1. So you've been in the trade for a fair while now, where did it all start?

I began selling and trading old  comic books back around 1960.  By the time I was a teenager  I was running a funky mail-order business dealing in fantasy and science fiction and comic art. I opened my first bookshop, The Cosmic Aeroplane in Salt Lake in the 1970s.

2. What inspired you to set up shop and what kind of stock did you start out with?

I have always been both a reader and someone very attracted to visual art. it was an outgrowth of my interest in books and art  and as a way to afford my habit.

3. Personally, I'd love a copy of a book signed by Steinbeck to Ed Ricketts, what is your dream book?
I'm very pleased with some of the books that authors I have known the past forty years have signed for me. Such as my copy of Wallace Stegner's Beyond the Hundredth Meridian. He signed it...'for Ken Sanders, one of the defenders, sincerely, Wallace Stegner".  I'm pretty tickled by that one. And one of my Wendell Berry's that he signed..."for ken sanders desert rat from wendell berry woods rat", I kinda like that one.

4. You also run Dream Garden Press, was the move to publishing the next natural step?
Collecting, reading, acquiring books, buying and selling and trading them, they're all connected and publishing material by authors I admired was  a continuation of my interests.

5. Publishing Edward Abbey must have been a great feeling, what was it like working with such an acclaimed author?
I'm very satisfied with having brought out the R. Crumb illustrated edition of The Monkey Wrench Gang. Likely my most enduring and successful publishing project.

6. Any excitement for the new Monkey Wrench Gang film?
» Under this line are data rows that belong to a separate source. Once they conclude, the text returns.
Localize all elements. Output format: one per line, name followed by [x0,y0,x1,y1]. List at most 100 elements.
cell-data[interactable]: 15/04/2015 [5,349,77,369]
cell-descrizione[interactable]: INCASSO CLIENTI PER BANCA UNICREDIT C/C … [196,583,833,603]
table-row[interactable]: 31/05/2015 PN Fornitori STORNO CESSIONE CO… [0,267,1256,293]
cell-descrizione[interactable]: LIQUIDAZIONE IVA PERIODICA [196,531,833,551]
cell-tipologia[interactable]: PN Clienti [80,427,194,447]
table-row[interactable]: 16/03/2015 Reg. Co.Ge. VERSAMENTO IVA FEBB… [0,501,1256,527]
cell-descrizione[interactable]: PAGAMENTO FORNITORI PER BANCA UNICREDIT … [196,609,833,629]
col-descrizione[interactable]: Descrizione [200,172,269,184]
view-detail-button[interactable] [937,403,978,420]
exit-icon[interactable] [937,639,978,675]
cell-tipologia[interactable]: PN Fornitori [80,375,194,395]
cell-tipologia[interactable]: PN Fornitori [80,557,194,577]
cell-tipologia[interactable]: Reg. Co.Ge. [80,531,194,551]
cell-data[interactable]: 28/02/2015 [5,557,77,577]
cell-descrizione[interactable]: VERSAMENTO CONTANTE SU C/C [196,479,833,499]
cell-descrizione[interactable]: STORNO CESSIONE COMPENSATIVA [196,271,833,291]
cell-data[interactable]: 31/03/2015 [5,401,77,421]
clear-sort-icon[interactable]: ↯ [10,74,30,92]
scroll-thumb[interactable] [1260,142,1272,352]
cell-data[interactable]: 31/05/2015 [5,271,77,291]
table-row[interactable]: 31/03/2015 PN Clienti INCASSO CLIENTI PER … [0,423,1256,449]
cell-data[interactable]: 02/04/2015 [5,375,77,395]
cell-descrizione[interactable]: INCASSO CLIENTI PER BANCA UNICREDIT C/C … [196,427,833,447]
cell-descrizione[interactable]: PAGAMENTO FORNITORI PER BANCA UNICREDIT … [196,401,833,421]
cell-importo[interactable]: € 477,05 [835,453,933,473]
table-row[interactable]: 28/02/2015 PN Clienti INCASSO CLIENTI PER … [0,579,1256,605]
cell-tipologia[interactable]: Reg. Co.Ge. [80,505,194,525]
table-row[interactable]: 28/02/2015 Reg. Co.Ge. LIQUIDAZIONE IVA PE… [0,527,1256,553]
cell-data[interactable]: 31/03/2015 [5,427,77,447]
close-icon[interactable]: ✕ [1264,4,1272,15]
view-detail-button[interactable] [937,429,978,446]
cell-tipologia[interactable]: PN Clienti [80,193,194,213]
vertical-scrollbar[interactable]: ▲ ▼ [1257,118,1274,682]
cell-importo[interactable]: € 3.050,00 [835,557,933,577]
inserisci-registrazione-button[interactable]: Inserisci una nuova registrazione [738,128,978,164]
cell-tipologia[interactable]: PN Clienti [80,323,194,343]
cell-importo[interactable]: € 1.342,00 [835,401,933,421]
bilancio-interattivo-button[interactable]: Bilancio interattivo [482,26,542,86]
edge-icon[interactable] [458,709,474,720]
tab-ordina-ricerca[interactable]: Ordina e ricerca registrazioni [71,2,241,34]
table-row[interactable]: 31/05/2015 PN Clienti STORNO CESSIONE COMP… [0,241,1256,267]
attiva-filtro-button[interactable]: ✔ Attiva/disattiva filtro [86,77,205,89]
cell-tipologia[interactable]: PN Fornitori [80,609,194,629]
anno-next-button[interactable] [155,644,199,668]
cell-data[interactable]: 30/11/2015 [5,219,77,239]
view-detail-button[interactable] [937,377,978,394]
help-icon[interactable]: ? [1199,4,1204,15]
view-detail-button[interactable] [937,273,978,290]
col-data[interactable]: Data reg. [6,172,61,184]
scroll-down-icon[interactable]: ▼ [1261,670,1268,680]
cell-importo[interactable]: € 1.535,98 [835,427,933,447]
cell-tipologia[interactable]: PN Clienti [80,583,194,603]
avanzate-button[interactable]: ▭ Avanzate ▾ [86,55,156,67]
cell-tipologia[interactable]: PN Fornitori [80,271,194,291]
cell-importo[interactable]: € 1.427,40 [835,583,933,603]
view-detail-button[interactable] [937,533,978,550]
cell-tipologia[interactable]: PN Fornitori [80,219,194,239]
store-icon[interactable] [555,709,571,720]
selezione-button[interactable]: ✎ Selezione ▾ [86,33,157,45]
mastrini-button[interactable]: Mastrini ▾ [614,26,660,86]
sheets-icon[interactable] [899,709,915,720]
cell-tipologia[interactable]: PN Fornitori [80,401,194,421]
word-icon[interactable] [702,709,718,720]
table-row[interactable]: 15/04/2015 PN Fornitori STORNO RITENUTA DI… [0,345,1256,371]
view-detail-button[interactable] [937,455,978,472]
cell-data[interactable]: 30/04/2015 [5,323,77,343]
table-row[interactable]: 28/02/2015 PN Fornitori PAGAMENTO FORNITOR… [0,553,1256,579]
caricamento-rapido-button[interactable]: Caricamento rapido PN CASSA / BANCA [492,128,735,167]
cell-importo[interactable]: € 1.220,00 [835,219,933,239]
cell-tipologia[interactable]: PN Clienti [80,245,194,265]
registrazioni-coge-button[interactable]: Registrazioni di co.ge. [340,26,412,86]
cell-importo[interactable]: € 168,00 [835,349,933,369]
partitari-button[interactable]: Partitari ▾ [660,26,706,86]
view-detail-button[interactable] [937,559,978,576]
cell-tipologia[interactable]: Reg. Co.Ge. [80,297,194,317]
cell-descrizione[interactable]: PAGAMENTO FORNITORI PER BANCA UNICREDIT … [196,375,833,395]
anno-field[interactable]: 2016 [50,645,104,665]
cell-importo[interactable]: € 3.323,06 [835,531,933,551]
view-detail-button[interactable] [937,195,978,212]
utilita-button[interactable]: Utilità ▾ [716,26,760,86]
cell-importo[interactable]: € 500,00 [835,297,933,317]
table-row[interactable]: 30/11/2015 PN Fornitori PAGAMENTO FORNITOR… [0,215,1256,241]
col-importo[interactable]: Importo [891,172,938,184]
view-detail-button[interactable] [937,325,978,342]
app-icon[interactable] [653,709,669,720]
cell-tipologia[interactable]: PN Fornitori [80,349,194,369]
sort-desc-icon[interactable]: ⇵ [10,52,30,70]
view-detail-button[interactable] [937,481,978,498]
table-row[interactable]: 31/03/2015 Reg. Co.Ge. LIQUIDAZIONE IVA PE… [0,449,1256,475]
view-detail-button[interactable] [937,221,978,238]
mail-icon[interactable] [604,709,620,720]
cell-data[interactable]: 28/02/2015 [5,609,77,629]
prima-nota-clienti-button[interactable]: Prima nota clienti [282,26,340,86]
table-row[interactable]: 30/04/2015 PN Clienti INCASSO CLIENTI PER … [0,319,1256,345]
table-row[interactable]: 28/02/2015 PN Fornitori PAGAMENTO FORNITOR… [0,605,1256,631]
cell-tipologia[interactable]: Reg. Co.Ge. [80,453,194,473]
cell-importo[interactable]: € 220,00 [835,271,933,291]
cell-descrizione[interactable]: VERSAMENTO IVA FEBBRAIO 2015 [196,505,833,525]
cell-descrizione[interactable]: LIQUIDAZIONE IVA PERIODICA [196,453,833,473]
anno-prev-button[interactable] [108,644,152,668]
I won't believe there is a movie until I'm sitting in a theatre watching it.  We've been waiting for  34 years!

7. Travelling round the South-West US I recall seeing Edward Abbey and similar authors in many a bookshop, but they fascinated me as did the landscape in which they're written. I live a few miles from where the Brontés lived and used to holiday in Whitby where Stoker holidayed and set some of Dracula. Have you travelled much? Do you find an intrinsic connection between place and literature?
In my youth I only wished to travel to wild places and have spent a lot of time in the Uinta mountains of eastern Utah, the Colorado plateaau and the desert southwest.  I used to travel a lot in Mexico and managed to  get to Alaska and Australia.  Later Hong Kong and Japan. Other than the desert southwest and the west in general, Australia is the one place I'm wanting to spend  an extended period of time.

8. You play quite a part in the Allison Hoover Bartlett book The Man Who Loved Books Too Much, from reading the book it seems that you've got quite a knack for private detective work. What's the main driving force, justice or preservation of the book?
I suppose a part of me liked the puzzle and yes, I did discover that I seemed adept at tracking down and catching book thieves. But there are far too many of them. At the end of the day John Charles Gilkey is simply a man who liked to steal books too much.
9. Everything happens on the Internet nowadays, how has this affected you and how do you think the next generation of book collectors will respond to changes in the bookselling world? Is there a next generation of collectors?

I can barely peck out an email.I'm not personally threatened by the digital world, I just don't care for it or adapt to it much. Real books and real book people will always be around in some form. We were never mainstay back in Gutenberg's day and we're not now or in the future. But we never have been.